Aqui compartilho contos, crônicas, poesia, fotos e artes em geral. Escrevo o que penso, e quero saber o que você pensa também. Comentários são benvindos! (comente como ANÔNIMO e assine no fim do comentário). No "follow by E mail" você pode se cadastrar para ser avisado sempre que pintar novidade no blog.

segunda-feira, 10 de janeiro de 2011

Irrelevâncias

O pequeno grupo de homo sapiens, no alto da colina, observa o rio mais abaixo, que desce a montanha alimentado pelo degelo naquele início da primavera. A cena se dá cerca de trinta mil anos atrás. Todos os olhos se dirigem ao macho líder daqueles quinze ou vinte seres humanos errantes nas planícies geladas da Europa, durante a última era glacial. É preciso decidir rápido. Parece haver mais caça na margem oposta do rio, porém, a correnteza talvez já esteja forte demais para os mais velhos e os mais fracos, sem falar das crianças. Por outro lado, com o avanço dos dias em direção ao verão, a correnteza se tornará mais e mais forte. Tentar a travessia agora ou fazer meia volta?

Cientistas concluíram recentemente que, em algumas épocas de secas ou temperaturas extremas, a humanidade quase desapareceu, ficando restrita a uns poucos milhares de seres humanos, que sobreviveram para se tornarem nossos avós. Alguns poucos grupos como aquele à margem do rio tomaram a decisão certa. Muitos tomaram a decisão errada e morreram de fome, de frio ou foram devorados por predadores. Devemos nossa existência às decisões acertadas tomadas em momentos cruciais por alguns machos (ou fêmeas) dominantes, heróis esquecidos da nossa pré-história. Pessoas que sabiam ler os sinais do clima, decifrar o comportamento da caça e dos predadores, descobrir onde encontrar alimento e abrigo das intempéries, aprendendo com experiências passadas para tomar melhores decisões no futuro. Questões de vida e de morte para toda uma espécie. Seleção natural em estado bruto.

Vivemos tempos bem diferentes. Nunca na história da espécie tanta gente teve acesso a saúde e alimento, tanto em termos absolutos como percentuais. A obesidade está se tornando um problema maior do que a fome na maioria dos países.
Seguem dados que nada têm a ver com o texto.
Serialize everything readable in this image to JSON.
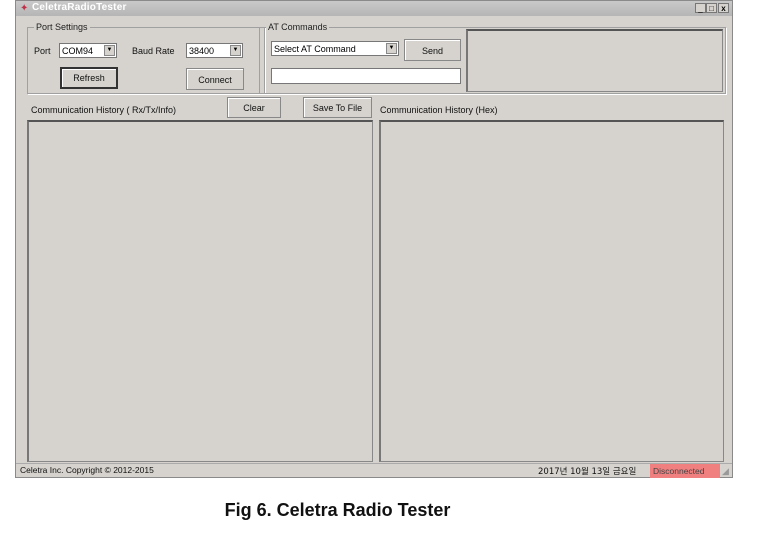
{
  "window": {
    "title": "CeletraRadioTester",
    "minimize": "_",
    "maximize": "□",
    "close": "x"
  },
  "port_settings": {
    "legend": "Port Settings",
    "port_label": "Port",
    "port_value": "COM94",
    "baud_label": "Baud Rate",
    "baud_value": "38400",
    "refresh": "Refresh",
    "connect": "Connect"
  },
  "at_commands": {
    "legend": "AT Commands",
    "select_value": "Select AT Command",
    "send": "Send",
    "input_value": ""
  },
  "history": {
    "left_label": "Communication History ( Rx/Tx/Info)",
    "clear": "Clear",
    "save": "Save To File",
    "right_label": "Communication History (Hex)"
  },
  "status": {
    "copyright": "Celetra Inc. Copyright ©  2012-2015",
    "date": "2017년 10월 13일 금요일",
    "connection": "Disconnected",
    "connection_color": "#f08080"
  },
  "caption": "Fig 6. Celetra Radio Tester"
}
Existem ainda guerras, mas nunca foram tão esparsas. Persistem as tiranias, mas a democracia e as liberdades individuais nunca foram tão fashion. Problemas novos, como poluição e esgotamento de recursos naturais são conseqüências justamente do florescimento populacional e da progressiva facilidade de acesso aos bens de consumo.

Um aspecto marcante de nosso tempo é a informação. Uma parcela crescente da humanidade está tendo acesso aos meios de comunicação, em especial à internet, essa ferramenta fantástica que coloca quase todo o conhecimento humano ao alcance de uns poucos clicks. Maravilhosa, sem dúvida. Porém, não têm faltado vozes para denunciar sentimentos de atordoamento, angústia, confusão e ansiedade causados por essa avalanche de informações. Há uma incômoda sensação de que se poderia saber quase tudo sobre quase tudo, que nos compele a consumir sem qualquer critério uma montoeira interminável de bobagens. Somos alvo de uma saraivada incessante de informações e notícias, incapazes de percebermos que elas são, em sua grande maioria, totalmente irrelevantes para o rumo que daremos às nossas vidas, individualmente ou em sociedade. Partindo-se do pressuposto de que, baseados em análises de acessos anteriores, os sites de notícias selecionam para exibição informações que têm perspectiva de maior número de novos acessos, as pessoas em geral estão gastando seu precioso tempo com irrelevâncias absolutas. Quem beijou quem na festa, quem mostrou a bunda na praia, quantos tiros o travesti desferiu no ex-namorado, minúcias escabrosas de violências e abusos sexuais... Isso é o tipo de coisa que hoje dá Ibope.

A vida é curta. Os tempos hoje podem ser amenos, mas amanhã podem não ser. Mesmo com vento a favor, vai na direção certa e vai mais longe quem conserva o instinto que permite distinguir os sinais essenciais em meio à cacofonia de nossos dias. Com certeza, no futuro, a humanidade irá reverenciar mais uma vez aqueles que hoje, assim como no passado, souberem ler os sinais relevantes para fazerem as escolhas certas, enquanto a maioria se distrai com irrelevãncias à beira do caminho.